From WAG to star: How supermum Bec keeps the Young surname going
Bec Young swapped the WAG life with husband and former Newcastle player Michael Young in 2012 and hasn't looked back.
Mick played 20 games for the Hunter club in the mid-2000s alongside names that include Andrew Johns and Danny Buderus.
Now he's swapped the boots for a coaching gig, helping drive women's rugby league in Newcastle.
But how does Bec react when Mick needs to lay down the law on the football field to get the girls fired up for a game?
"Oh yeah, he doesn't shy from telling me what he thinks when he's coach," Young laughed telling NRL.com.
"We're alright though. That's the only atmosphere where he can boss me around. He knows I'm the boss at home and every other time. We've learnt when it comes to footy we must separate that.
"Mick drives me to be the best player and person that I can."
The truth is, without rugby league, the pair wouldn't have met.
Mick was taking part in work placement studying to be a youth worker while he was under contract at the Knights – a job he continues with today more than a decade since retiring from the NRL.
"I was running a youth centre and he started his placement. I was his boss for that as well," Young said, laughing again.

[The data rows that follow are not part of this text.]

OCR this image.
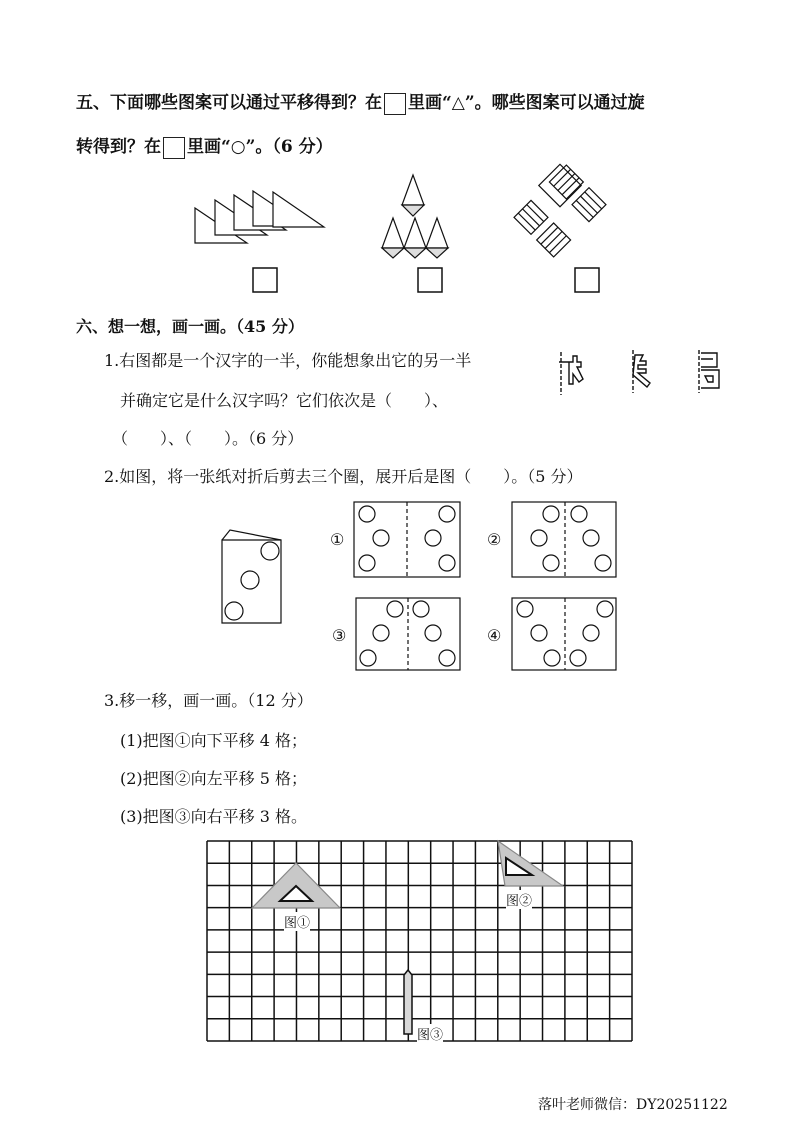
五、下面哪些图案可以通过平移得到？在 里画“△”。哪些图案可以通过旋
转得到？在 里画“○”。（6 分）
六、想一想，画一画。（45 分）
1.右图都是一个汉字的一半，你能想象出它的另一半
并确定它是什么汉字吗？它们依次是（　　）、
（　　）、（　　）。（6 分）
2.如图，将一张纸对折后剪去三个圈，展开后是图（　　）。（5 分）
①	②
③	④
3.移一移，画一画。（12 分）
(1)把图①向下平移 4 格；
(2)把图②向左平移 5 格；
(3)把图③向右平移 3 格。
图①
图②
图③
落叶老师微信：DY20251122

"We started to see each other from there and got married in 2007 and have had two kids Jarrah and Colebee.
"We always laugh because I was the WAG (wives and girlfriends) but he's the HAB (husband and boyfriend) now. It was interesting dating a footballer and part of the reason why I want the Knights to have a women's rugby league team down the track.
"I understand the values they've got as a club and how traditional it is. Being a partner you're in and around that in the community."
The Knights were not in a position financially to apply for a women's NRL licence for the inaugural season but the area remains a strong catchment target for clubs with several representative players hailing from the Hunter and Central Coast regions.
"I said to Mick a few years ago we need to start rugby league in Newcastle for young girls and women," Young said.
"We just loved it and he was still playing club football at that stage. We've been in contact with the Knights and would hope that we've got the girls there coming through, that we're able to push it to the next level one day.
"It's a genuine opportunity that I think they'll need to jump on board with soon. To think the kids could say that both her mum and dad have played for the Knights one day, that would be the icing on the cake."
At 36, Young is showing no signs of slowing down with the help of modified strength and conditioning programs catered to her busy life.
She'll line up for New South Wales in the women's Holden State of Origin on June 22.
"I do it for my kids and family – it's all the self-motivation I need," Young said.
"It doesn't come on a platter. I want to teach them you've got to work hard if you want it.
"I'm still really enjoying my footy and that's the most important thing. As long as that's still there I'll keep going."